OpenKruise
OpenKruise 是阿里云开源的大规模应用自动化管理引擎,在功能上对标了 Kubernetes 原生的 Deployment / StatefulSet 等控制器,但 OpenKruise 提供了更多的增强功能如:优雅原地升级、发布优先级/打散策略、多可用区workload抽象管理、统一 sidecar 容器注入管理等,都是经历了阿里巴巴超大规模应用场景打磨出的核心能力。这些 feature 帮助我们应对更加多样化的部署环境和需求、为集群维护者和应用开发者带来更加灵活的部署发布组合策略。
目前,Kruise 提供了以下 workload 控制器:
CloneSet
: 提供了更加高效、确定可控的应用管理和部署能力,支持优雅原地升级、指定删除、发布顺序可配置、并行/灰度发布等丰富的策略,可以满足更多样化的应用场景。Advanced StatefulSet
: 基于原生 StatefulSet 之上的增强版本,默认行为与原生完全一致,在此之外提供了原地升级、并行发布(最大不可用)、发布暂停等功能。SidecarSet
: 对 sidecar 容器做统一管理,在满足 selector 条件的 Pod 中注入指定的 sidecar 容器。UnitedDeployment
: 通过多个 subset workload 将应用部署到多个可用区。BroadcastJob
: 配置一个 job,在集群中所有满足条件的 Node 上都跑一个 Pod 任务。Advanced DaemonSet
: 基于原生 DaemonSet 之上的增强版本,默认行为与原生一致,在此之外提供了灰度分批、按 Node label 选择、暂停、热升级等发布策略。

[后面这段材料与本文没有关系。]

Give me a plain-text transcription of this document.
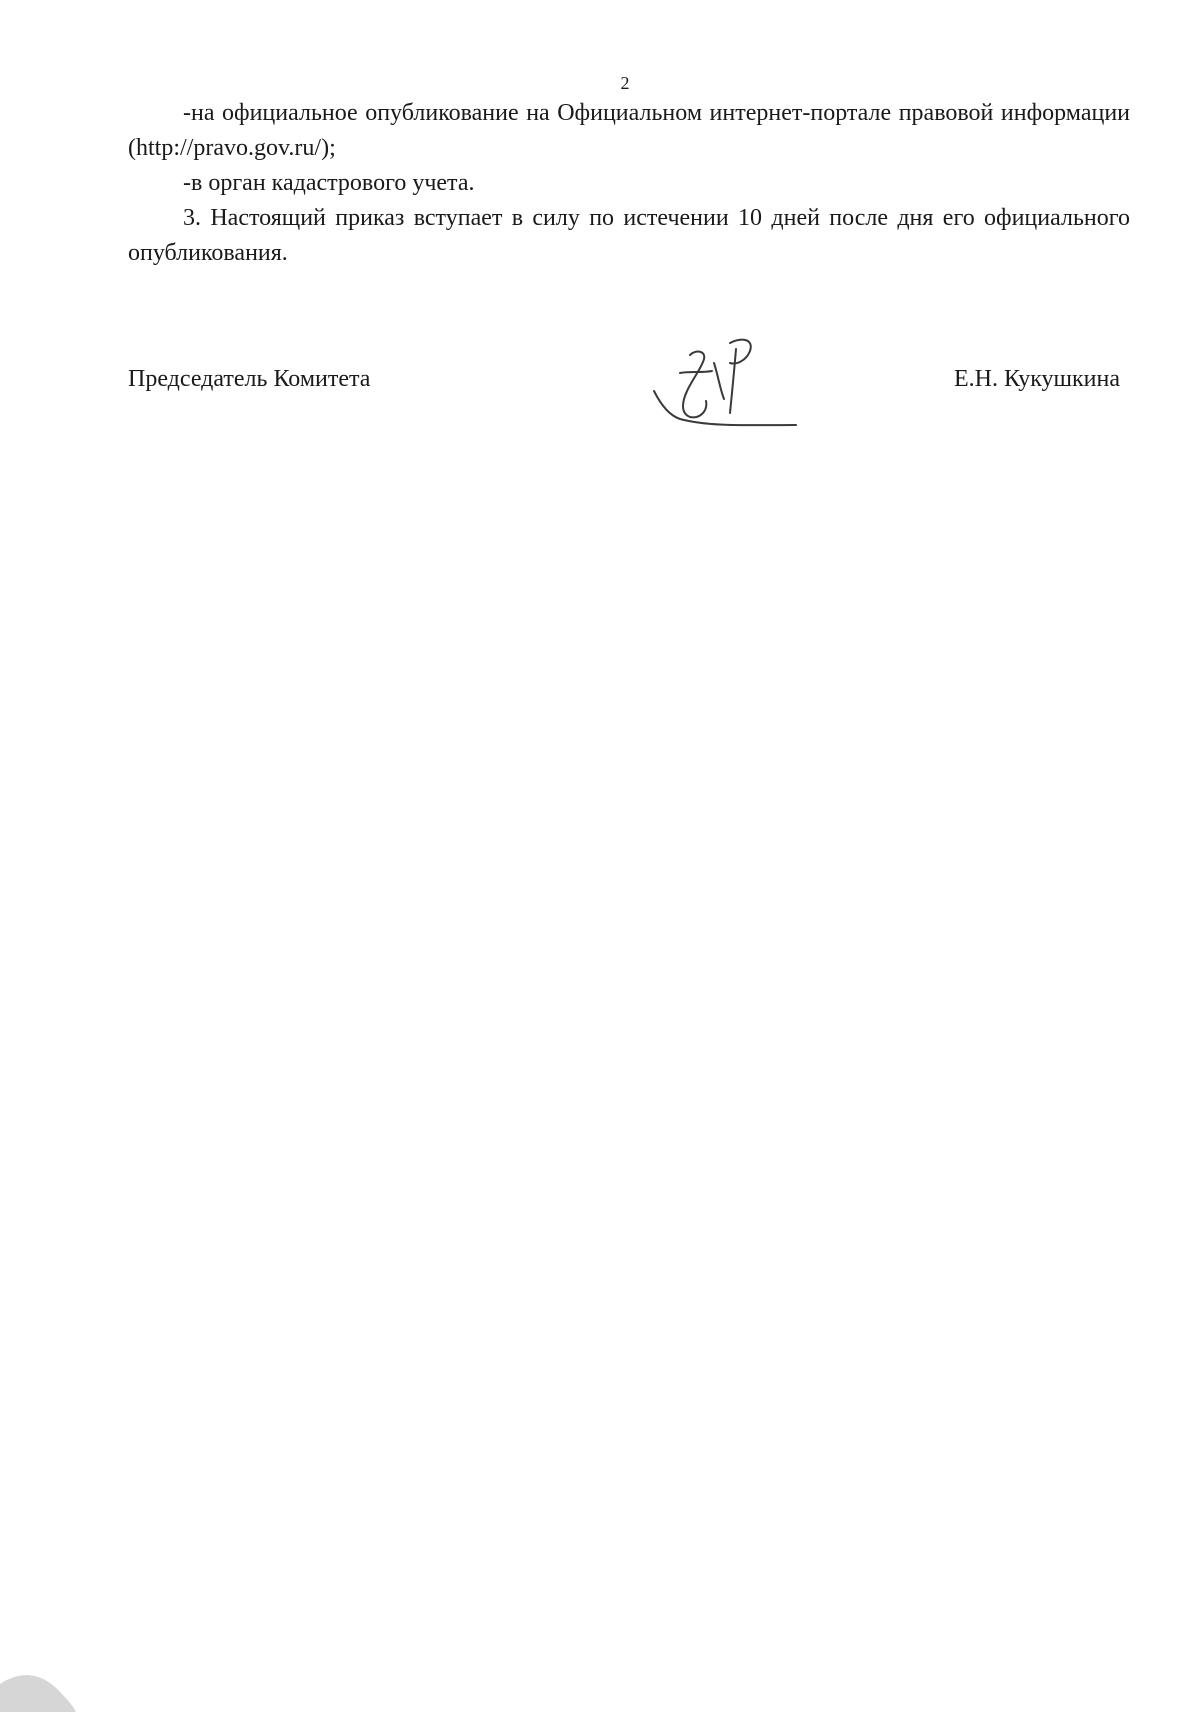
2

-на официальное опубликование на Официальном интернет-портале правовой информации (http://pravo.gov.ru/);

-в орган кадастрового учета.

3. Настоящий приказ вступает в силу по истечении 10 дней после дня его официального опубликования.

Председатель Комитета	Е.Н. Кукушкина
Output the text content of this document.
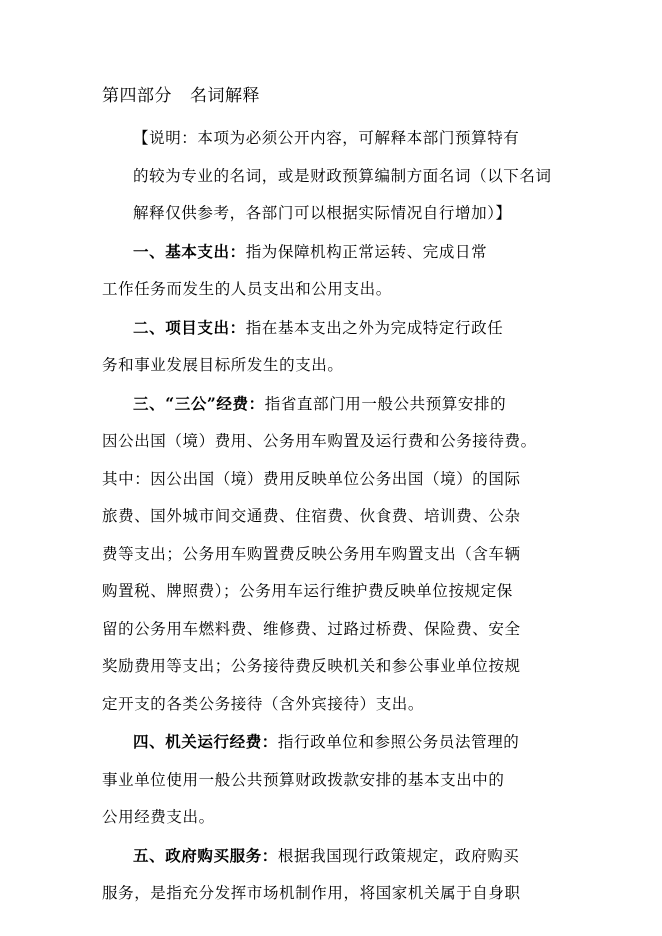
第四部分 名词解释

【说明：本项为必须公开内容，可解释本部门预算特有
的较为专业的名词，或是财政预算编制方面名词（以下名词
解释仅供参考，各部门可以根据实际情况自行增加）】

一、基本支出：指为保障机构正常运转、完成日常
工作任务而发生的人员支出和公用支出。

二、项目支出：指在基本支出之外为完成特定行政任
务和事业发展目标所发生的支出。

三、“三公”经费：指省直部门用一般公共预算安排的
因公出国（境）费用、公务用车购置及运行费和公务接待费。
其中：因公出国（境）费用反映单位公务出国（境）的国际
旅费、国外城市间交通费、住宿费、伙食费、培训费、公杂
费等支出；公务用车购置费反映公务用车购置支出（含车辆
购置税、牌照费）；公务用车运行维护费反映单位按规定保
留的公务用车燃料费、维修费、过路过桥费、保险费、安全
奖励费用等支出；公务接待费反映机关和参公事业单位按规
定开支的各类公务接待（含外宾接待）支出。

四、机关运行经费：指行政单位和参照公务员法管理的
事业单位使用一般公共预算财政拨款安排的基本支出中的
公用经费支出。

五、政府购买服务：根据我国现行政策规定，政府购买
服务，是指充分发挥市场机制作用，将国家机关属于自身职
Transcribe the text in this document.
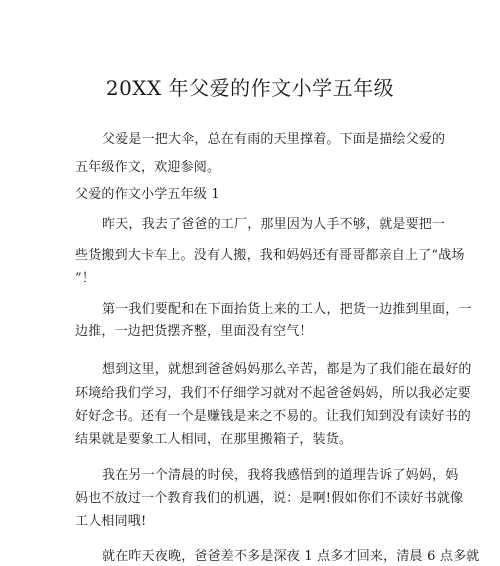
20XX 年父爱的作文小学五年级
父爱是一把大伞，总在有雨的天里撑着。下面是描绘父爱的
五年级作文，欢迎参阅。
父爱的作文小学五年级 1
昨天，我去了爸爸的工厂，那里因为人手不够，就是要把一
些货搬到大卡车上。没有人搬，我和妈妈还有哥哥都亲自上了“战场
”！
第一我们要配和在下面抬货上来的工人，把货一边推到里面，一
边推，一边把货摆齐整，里面没有空气！
想到这里，就想到爸爸妈妈那么辛苦，都是为了我们能在最好的
环境给我们学习，我们不仔细学习就对不起爸爸妈妈，所以我必定要
好好念书。还有一个是赚钱是来之不易的。让我们知到没有读好书的
结果就是要象工人相同，在那里搬箱子，装货。
我在另一个清晨的时侯，我将我感悟到的道理告诉了妈妈，妈
妈也不放过一个教育我们的机遇，说：是啊!假如你们不读好书就像
工人相同哦!
就在昨天夜晚，爸爸差不多是深夜 1 点多才回来，清晨 6 点多就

更多介绍见: https://openkruise.io
本文将使用 OpenKruise 的 CloneSet
原地升级 功能来更新 pod 资源。
升级方式
Deployment
使用 Deployment 部署时,那么升级过程中 Deployment 会触发新版本 ReplicaSet 创建 Pod,并删除旧版本 Pod。 在本次升级过程中,原 Pod 对象被删除,一个新 Pod 对象被创建。新 Pod 被调度到另一个 Node 上,分配到一个新的 IP,并把 foo、bar 两个容器在这个 Node 上重新拉取镜像、启动容器。
StatefulSet
使用 StatefulSet 部署,那么升级过程中 StatefulSet 会先删除旧 Pod 对象,等删除完成后用同样的名字在创建一个新的 Pod 对象。 值得注意的是,尽管新旧两个 Pod 名字都叫 pod-0,但其实是两个完全不同的 Pod 对象(uid也变了)。StatefulSet 等到原先的 pod-0 对象完全从 Kubernetes 集群中被删除后,才会提交创建一个新的 pod-0 对象。而这个新的 Pod 也会被重新调度、分配IP、拉镜像、启动容器。
原地升级
所谓原地升级模式,就是在应用升级过程中避免将整个 Pod 对象删除、新建,而是基于原有的 Pod 对象升级其中某一个或多个容器的镜像版本。 在原地升级的过程中,我们仅仅更新了原 Pod 对象中 foo 容器的 image 字段来触发 foo 容器升级到新版本。而不管是 Pod 对象,还是 Node、IP 都没有发生变化,甚至 foo 容器升级的过程中 bar 容器还一直处于运行状态。 这种只更新 Pod 中某一个或多个容器版本、而不影响整个 Pod 对象、其余容器的升级方式,被我们称为 Kubernetes 中的原地升级。
原地升级的收益
首先,这种原地升级的模式极大地提升了应用发布的效率,根据非完全统计数据,在阿里环境下原地升级至少比完全重建升级提升了 80% 以上的发布速度。这其实很容易理解,原地升级为发布效率带来了以下优化点:
- 节省了调度的耗时,Pod 的位置、资源都不发生变化;
- 节省了分配网络的耗时,Pod 还使用原有的 IP;
- 节省了分配、挂载远程盘的耗时,Pod 还使用原有的 PV(且都是已经在 Node 上挂载好的);
- 节省了大部分拉取镜像的耗时,因为 Node 上已经存在了应用的旧镜像,当拉取新版本镜像时只需要下载很少的几层 layer。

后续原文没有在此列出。